The Mumbai-listed unit Vedanta Ltd. was built on a series of ambitious takeovers by Agarwal: in 2001 he bought control of the then state-owned Bharat Aluminum Co. in one of the first tests of India’s efforts to redeem state interests. Agarwal followed that up with the purchase of another state-owned company, Hindustan Zinc Ltd. He successfully bid for iron ore producer Sesa Goa Ltd in 2007. and on Cairn India, despite having no oil and gas experience. Vedanta Resources also owns copper and zinc activities in Africa.
Vedanta Resources has tried in the past to acquire the Indian unit to gain more control over cash flows, but the plan has been opposed by minority shareholders.
What happens now?
Vedanta Resources owns about 70% in Indian unit. The dividends to Vedanta Resources from Vedanta Ltd. totaled about $1.5 billion in the fiscal year ending March, with an additional $932 million in April, according to Bloomberg Intelligence. In July, Vedanta Ltd. a dividend of nearly $1 billion.

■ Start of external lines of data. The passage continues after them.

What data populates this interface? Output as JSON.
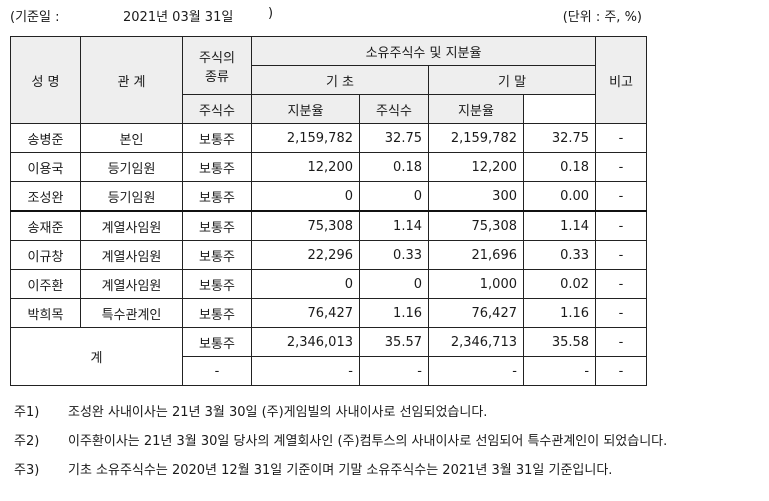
{
  "header": {
    "date_label": "(기준일 :",
    "date_value": "2021년 03월 31일",
    "date_close": ")",
    "unit": "(단위 : 주, %)"
  },
  "table": {
    "headers": {
      "name": "성 명",
      "relation": "관 계",
      "stock_type": "주식의\n종류",
      "holdings_group": "소유주식수 및 지분율",
      "begin": "기 초",
      "end": "기 말",
      "shares": "주식수",
      "ratio": "지분율",
      "remark": "비고"
    },
    "rows": [
      {
        "name": "송병준",
        "relation": "본인",
        "type": "보통주",
        "begin_shares": "2,159,782",
        "begin_ratio": "32.75",
        "end_shares": "2,159,782",
        "end_ratio": "32.75",
        "remark": "-"
      },
      {
        "name": "이용국",
        "relation": "등기임원",
        "type": "보통주",
        "begin_shares": "12,200",
        "begin_ratio": "0.18",
        "end_shares": "12,200",
        "end_ratio": "0.18",
        "remark": "-"
      },
      {
        "name": "조성완",
        "relation": "등기임원",
        "type": "보통주",
        "begin_shares": "0",
        "begin_ratio": "0",
        "end_shares": "300",
        "end_ratio": "0.00",
        "remark": "-"
      },
      {
        "name": "송재준",
        "relation": "계열사임원",
        "type": "보통주",
        "begin_shares": "75,308",
        "begin_ratio": "1.14",
        "end_shares": "75,308",
        "end_ratio": "1.14",
        "remark": "-"
      },
      {
        "name": "이규창",
        "relation": "계열사임원",
        "type": "보통주",
        "begin_shares": "22,296",
        "begin_ratio": "0.33",
        "end_shares": "21,696",
        "end_ratio": "0.33",
        "remark": "-"
      },
      {
        "name": "이주환",
        "relation": "계열사임원",
        "type": "보통주",
        "begin_shares": "0",
        "begin_ratio": "0",
        "end_shares": "1,000",
        "end_ratio": "0.02",
        "remark": "-"
      },
      {
        "name": "박희목",
        "relation": "특수관계인",
        "type": "보통주",
        "begin_shares": "76,427",
        "begin_ratio": "1.16",
        "end_shares": "76,427",
        "end_ratio": "1.16",
        "remark": "-"
      }
    ],
    "total": {
      "label": "계",
      "rows": [
        {
          "type": "보통주",
          "begin_shares": "2,346,013",
          "begin_ratio": "35.57",
          "end_shares": "2,346,713",
          "end_ratio": "35.58",
          "remark": "-"
        },
        {
          "type": "-",
          "begin_shares": "-",
          "begin_ratio": "-",
          "end_shares": "-",
          "end_ratio": "-",
          "remark": "-"
        }
      ]
    }
  },
  "notes": [
    {
      "tag": "주1)",
      "text": "조성완 사내이사는 21년 3월 30일 (주)게임빌의 사내이사로 선임되었습니다."
    },
    {
      "tag": "주2)",
      "text": "이주환이사는 21년 3월 30일 당사의 계열회사인 (주)컴투스의 사내이사로 선임되어 특수관계인이 되었습니다."
    },
    {
      "tag": "주3)",
      "text": "기초 소유주식수는 2020년 12월 31일 기준이며 기말 소유주식수는 2021년 3월 31일 기준입니다."
    }
  ]
}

However, there are concerns that the risk of an economic recession could put more pressure on commodity prices and affect the ability to pass on larger dividends.
The unit had 125.9 billion rupees ($1.5 billion) in general reserves as of March 31, 2021, according to the latest available company data. It also had cash and equivalents of about rupees 343.4 billion as of June 30, company files show.
What do stakeholders say?
The company’s liquidity and complicated corporate structure are major concerns for strategist and bondholders. Most have ruled out the possibility that Vedanta Resources will exercise call options this quarter on two of its $2 billion dollar-denominated bonds in 2024, as the securities are trading well below par.
The rising cost of issuing new debt and the company’s tight finances are the main reasons why it might not be able to pay off its debt at the earliest opportunity.
“The chances of Vedanta calling the notes are very low,” said Trung Nguyen, senior credit analyst at Lucror Analytics Pte. “Access to capital is currently difficult. For example, Vedanta would have trouble finding money to call the banknotes.”